The teams have faced off every year since 2007 and three times in 2009, 2010 and 2012, so there's a heightened sense of familiarity between the two sides.
"We know each other so well," Stevenson coach Paul Cantabene said Thursday. "So there are going to be no surprises. We know what they're going to do, and they have a really good idea of what we're going to do. It really comes down to who's going to make more tough plays. When you're put in a position to make a play, you've got to make it. It's going to be hard to score goals. So you're going to have to make a really good play in order to score. Both goalies are playing well. We both have two good faceoff guys, two good defenses, a good set of midfielders. It's going to be a tough game. I think we know each other so well that it's going to be interesting. … It's going to be a close game."
Added Salisbury coach Jim Berkman: "We definitely know who their guys are, and they know who we are. They know how we play, and we know how they play. Now you've got to go out there and get it done."
The rivals have split four meetings in the NCAA tournament. The Sea Gulls advanced to the title game in 2010 and 2012 after bouncing the Mustangs in the national semifinals. Stevenson defeated Salisbury in the quarterfinals in 2009 and the semifinals in 2013. Curiously, the team that won in the NCAA tournament dropped the regular-season meeting. That would appear to bode well for the Sea Gulls, who lost in overtime, 9-8, March 25.
"I don't think the earlier loss has anything to do with it," Berkman said. "We know what's at stake. It's moving forward to winning a national championship and getting to the quarterfinals. That's our motivation."

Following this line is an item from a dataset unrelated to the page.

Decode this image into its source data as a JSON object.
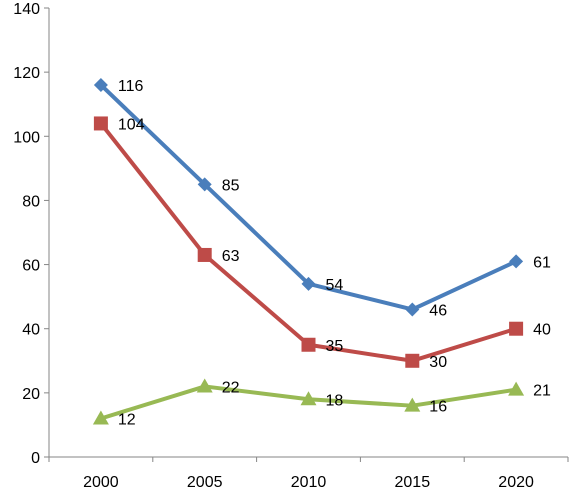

Cantabene agreed, arguing that the rivalry is what drives players and coaches on both teams.
"We're always motivated to play each other," he said. "That's why kids want to go to Salisbury and want to come to Stevenson. They want to play in this game. It's a huge game and a huge rivalry, and I don't think whoever won the first game is going to be more motivated in the second game. I don't think the records really matter. It's just two good teams going out to compete against each other, and you know both teams are going to be ready to go."